How Kitting Services Are Priced
Most 3PLs charge for kitting as a per-unit fee based on complexity. Simple kitting (putting two items in a poly bag) might run $0.50 to $1.00 per kit. More involved work like shrink wrapping, custom box assembly, or inserting multiple components with specific orientation can run $2.00 to $5.00 per kit.
Variables that affect pricing:
- Number of components per kit
- Packaging type (poly bag vs custom box vs shrink wrap)
- Insert requirements (instruction cards, promotional materials)
- Labeling (FNSKU labels, UPC barcodes, custom stickers)
- Volume: higher quantities usually mean lower per-unit rates
Get quotes based on your actual kit specs. A vague “kitting services” quote is useless. Provide your 3PL with photos, component lists, and packaging requirements for accurate pricing.
Kitting for Amazon FBA Compliance
Amazon has specific rules for bundled products sent to FBA. Each kit needs a single FNSKU label on the outside. The individual items inside cannot have exposed scannable barcodes (cover them or remove them). The package must be sealed so it cannot be opened without visible tampering.
Amazon also requires that the bundle listing clearly identifies all components. If your kit contains items from different categories, category approval requirements for each component still apply.
Non-compliant kits get rejected at the fulfillment center. Your inventory sits in limbo while you figure out the fix, and you pay removal fees if Amazon ships it back. A 3PL experienced with FBA prep handles these requirements as part of the kitting process.
When to Kit In-House vs Outsource
If you are building fewer than 100 kits per week, doing it yourself might make sense. The volume does not justify outsourcing, and you can control quality directly.
Above 200-300 kits per week, outsourcing typically wins. Your time is better spent on product development and marketing than hand-assembling bundles. The labor cost at a warehouse is lower than your opportunity cost.
Seasonal sellers benefit most from outsourced kitting services. A holiday gift set that requires 5,000 kits built in November is a terrible use of your garage or spare bedroom. A 3PL can scale the labor up for two weeks and scale it back down without you hiring or firing anyone.

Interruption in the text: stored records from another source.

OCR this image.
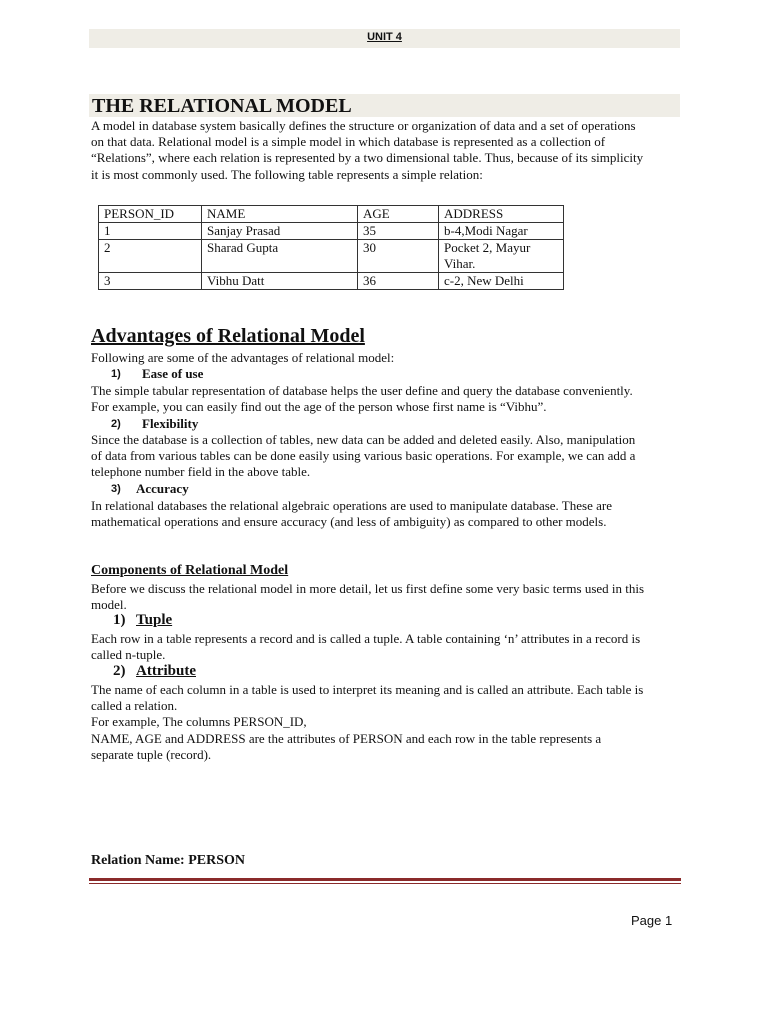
UNIT 4
THE RELATIONAL MODEL
A model in database system basically defines the structure or organization of data and a set of operations
on that data. Relational model is a simple model in which database is represented as a collection of
“Relations”, where each relation is represented by a two dimensional table. Thus, because of its simplicity
it is most commonly used. The following table represents a simple relation:
PERSON_ID	NAME	AGE	ADDRESS
1	Sanjay Prasad	35	b-4,Modi Nagar
2	Sharad Gupta	30	Pocket 2, Mayur Vihar.
3	Vibhu Datt	36	c-2, New Delhi
Advantages of Relational Model
Following are some of the advantages of relational model:
1) Ease of use
The simple tabular representation of database helps the user define and query the database conveniently.
For example, you can easily find out the age of the person whose first name is “Vibhu”.
2) Flexibility
Since the database is a collection of tables, new data can be added and deleted easily. Also, manipulation
of data from various tables can be done easily using various basic operations. For example, we can add a
telephone number field in the above table.
3) Accuracy
In relational databases the relational algebraic operations are used to manipulate database. These are
mathematical operations and ensure accuracy (and less of ambiguity) as compared to other models.
Components of Relational Model
Before we discuss the relational model in more detail, let us first define some very basic terms used in this
model.
1) Tuple
Each row in a table represents a record and is called a tuple. A table containing ‘n’ attributes in a record is
called n-tuple.
2) Attribute
The name of each column in a table is used to interpret its meaning and is called an attribute. Each table is
called a relation.
For example, The columns PERSON_ID,
NAME, AGE and ADDRESS are the attributes of PERSON and each row in the table represents a
separate tuple (record).
Relation Name: PERSON
Page 1
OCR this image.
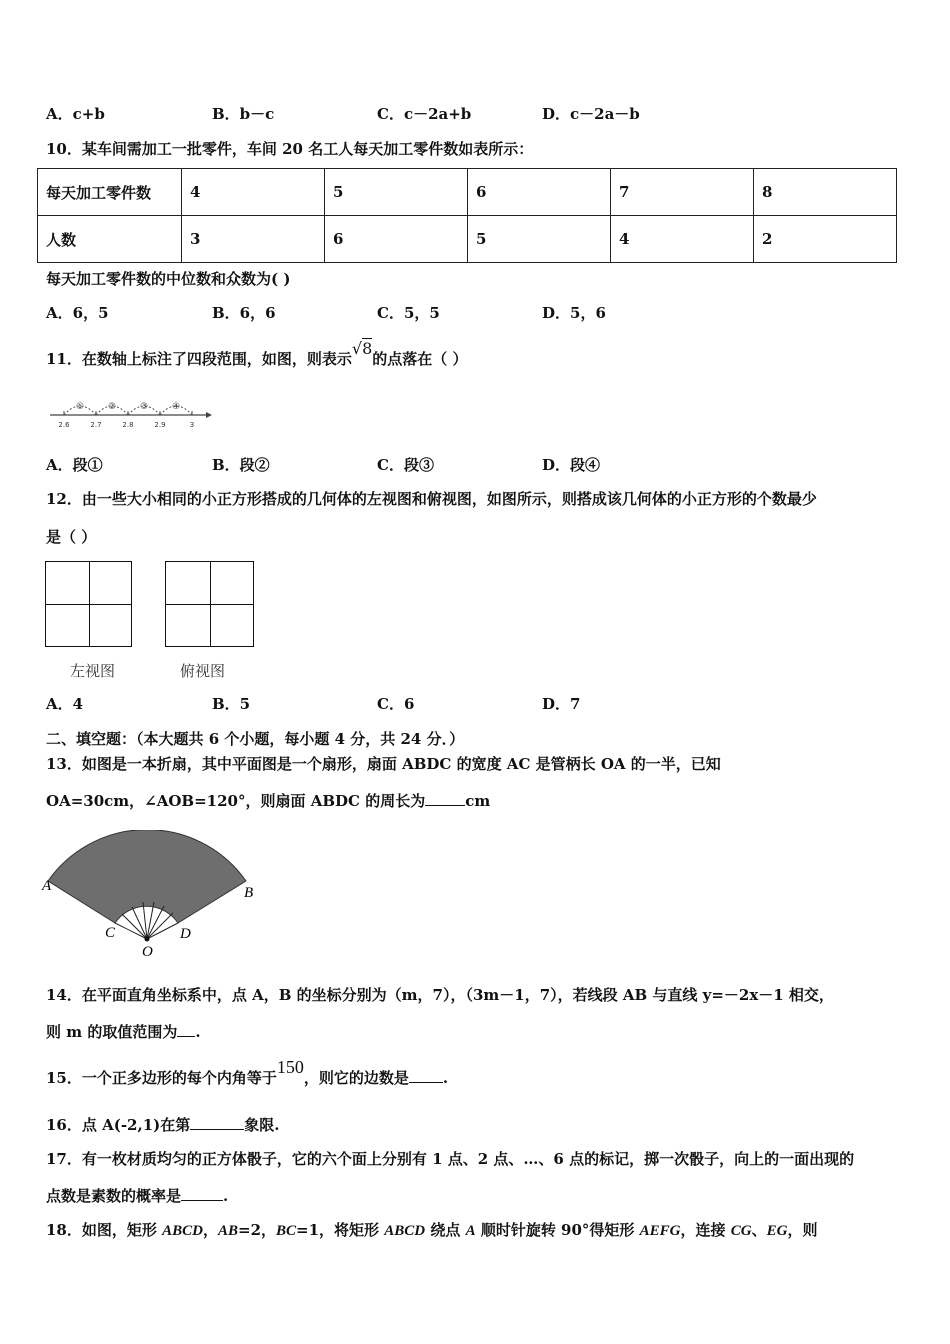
A．c+b	B．b－c	C．c－2a+b	D．c－2a－b
10．某车间需加工一批零件，车间 20 名工人每天加工零件数如表所示：
每天加工零件数	4	5	6	7	8
人数	3	6	5	4	2
每天加工零件数的中位数和众数为( )
A．6，5	B．6，6	C．5，5	D．5，6
11．在数轴上标注了四段范围，如图，则表示√8的点落在（ ）
2.6	2.7	2.8	2.9	3
①	②	③	④
A．段①	B．段②	C．段③	D．段④
12．由一些大小相同的小正方形搭成的几何体的左视图和俯视图，如图所示，则搭成该几何体的小正方形的个数最少
是（ ）
左视图	俯视图
A．4	B．5	C．6	D．7
二、填空题：（本大题共 6 个小题，每小题 4 分，共 24 分．）
13．如图是一本折扇，其中平面图是一个扇形，扇面 ABDC 的宽度 AC 是管柄长 OA 的一半，已知
OA=30cm，∠AOB=120°，则扇面 ABDC 的周长为	cm
A	B
C	D
O
14．在平面直角坐标系中，点 A，B 的坐标分别为（m，7），（3m－1，7），若线段 AB 与直线 y=－2x－1 相交，
则 m 的取值范围为 .
15．一个正多边形的每个内角等于150，则它的边数是 .
16．点 A(-2,1)在第	象限.
17．有一枚材质均匀的正方体骰子，它的六个面上分别有 1 点、2 点、…、6 点的标记，掷一次骰子，向上的一面出现的
点数是素数的概率是	.
18．如图，矩形 ABCD，AB=2，BC=1，将矩形 ABCD 绕点 A 顺时针旋转 90°得矩形 AEFG，连接 CG、EG，则
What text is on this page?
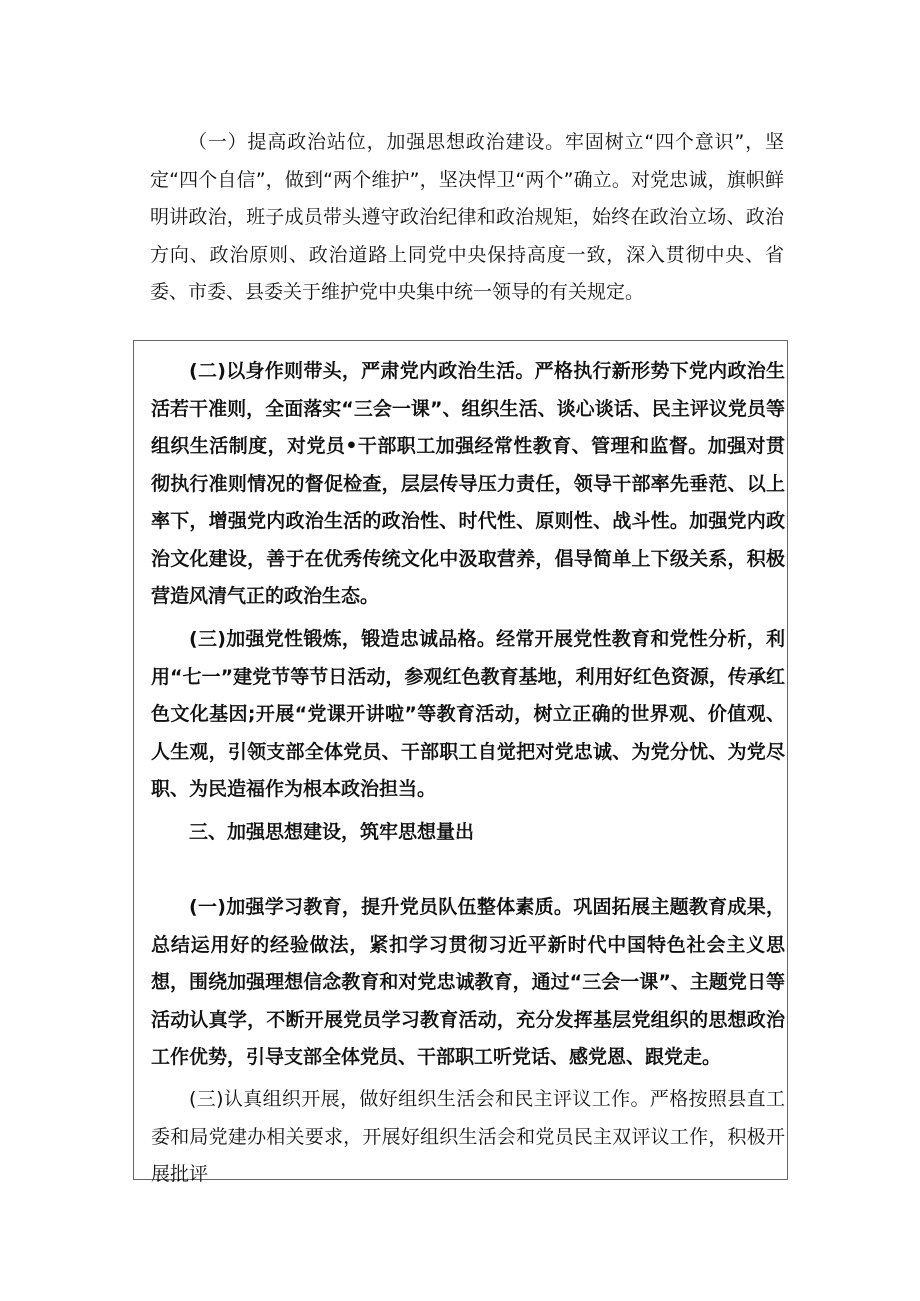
（一）提高政治站位，加强思想政治建设。牢固树立“四个意识”，坚定“四个自信”，做到“两个维护”，坚决悍卫“两个”确立。对党忠诚，旗帜鲜明讲政治，班子成员带头遵守政治纪律和政治规矩，始终在政治立场、政治方向、政治原则、政治道路上同党中央保持高度一致，深入贯彻中央、省委、市委、县委关于维护党中央集中统一领导的有关规定。

(二)以身作则带头，严肃党内政治生活。严格执行新形势下党内政治生活若干准则，全面落实“三会一课”、组织生活、谈心谈话、民主评议党员等组织生活制度，对党员•干部职工加强经常性教育、管理和监督。加强对贯彻执行准则情况的督促检查，层层传导压力责任，领导干部率先垂范、以上率下，增强党内政治生活的政治性、时代性、原则性、战斗性。加强党内政治文化建设，善于在优秀传统文化中汲取营养，倡导简单上下级关系，积极营造风清气正的政治生态。

(三)加强党性锻炼，锻造忠诚品格。经常开展党性教育和党性分析，利用“七一”建党节等节日活动，参观红色教育基地，利用好红色资源，传承红色文化基因;开展“党课开讲啦”等教育活动，树立正确的世界观、价值观、人生观，引领支部全体党员、干部职工自觉把对党忠诚、为党分忧、为党尽职、为民造福作为根本政治担当。

三、加强思想建设，筑牢思想量出

(一)加强学习教育，提升党员队伍整体素质。巩固拓展主题教育成果，总结运用好的经验做法，紧扣学习贯彻习近平新时代中国特色社会主义思想，围绕加强理想信念教育和对党忠诚教育，通过“三会一课”、主题党日等活动认真学，不断开展党员学习教育活动，充分发挥基层党组织的思想政治工作优势，引导支部全体党员、干部职工听党话、感党恩、跟党走。

(三)认真组织开展，做好组织生活会和民主评议工作。严格按照县直工委和局党建办相关要求，开展好组织生活会和党员民主双评议工作，积极开展批评
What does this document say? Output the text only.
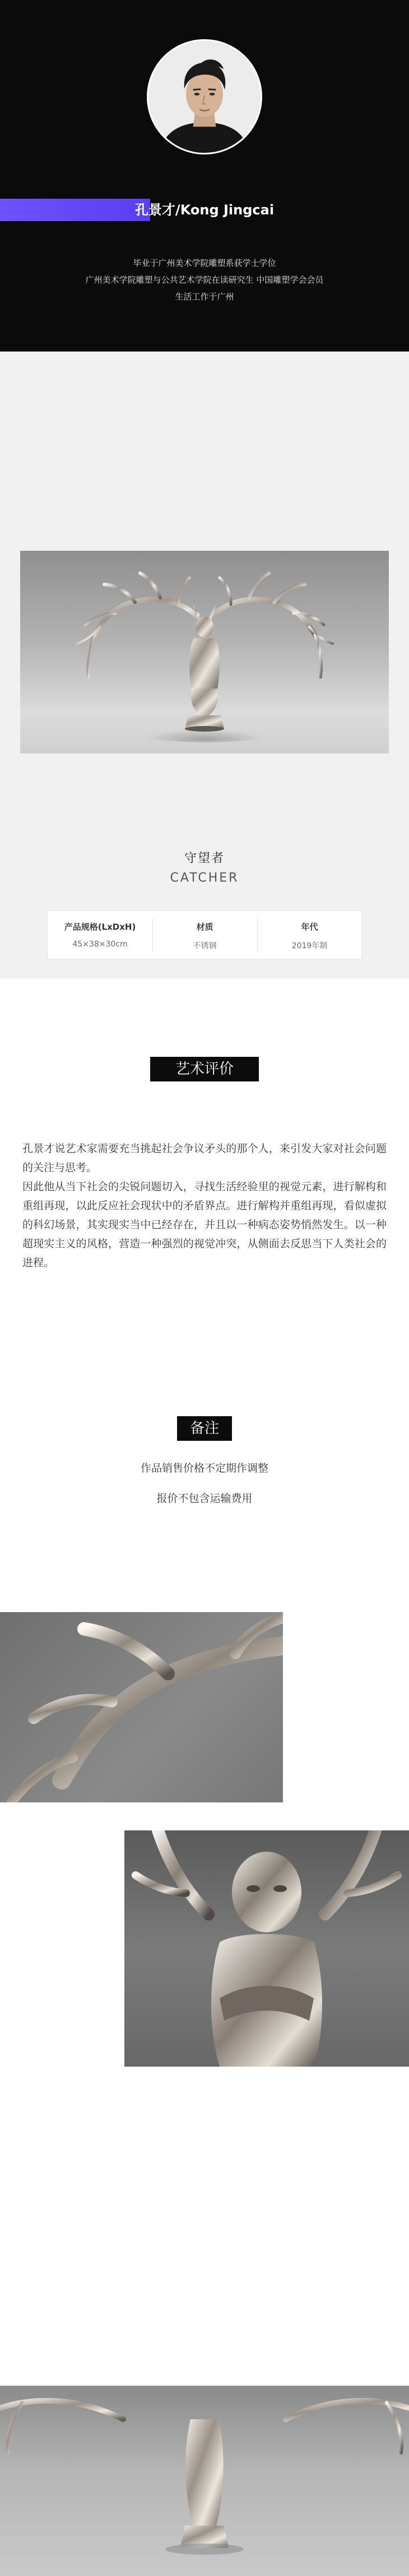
孔景才/Kong Jingcai
毕业于广州美术学院雕塑系获学士学位
广州美术学院雕塑与公共艺术学院在读研究生 中国雕塑学会会员
生活工作于广州
守望者
CATCHER
产品规格(LxDxH)
45×38×30cm
材质
不锈钢
年代
2019年制
艺术评价

孔景才说艺术家需要充当挑起社会争议矛头的那个人，来引发大家对社会问题的关注与思考。

因此他从当下社会的尖锐问题切入，寻找生活经验里的视觉元素，进行解构和重组再现，以此反应社会现状中的矛盾界点。进行解构并重组再现，看似虚拟的科幻场景，其实现实当中已经存在，并且以一种病态姿势悄然发生。以一种超现实主义的风格，营造一种强烈的视觉冲突，从侧面去反思当下人类社会的进程。

备注
作品销售价格不定期作调整
报价不包含运输费用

Getting Started with Kitting
Document your kit specifications before approaching a 3PL. Include photos of the finished kit, a component list with quantities, packaging specs, and labeling requirements for each sales channel. The more detail you provide upfront, the more accurate the quote and the fewer surprises during production.
Ship your components to the warehouse separately or as part of your regular inbound shipments. The 3PL will store the components and build kits either in advance (batch kitting) or as orders come in (on-demand kitting). Batch kitting is cheaper per unit. On-demand kitting gives you flexibility to change bundle configurations without wasting pre-built inventory.
Start with your best-selling bundle configuration. Prove the process works and the margins hold. Then expand to additional kit variations as you see what customers respond to.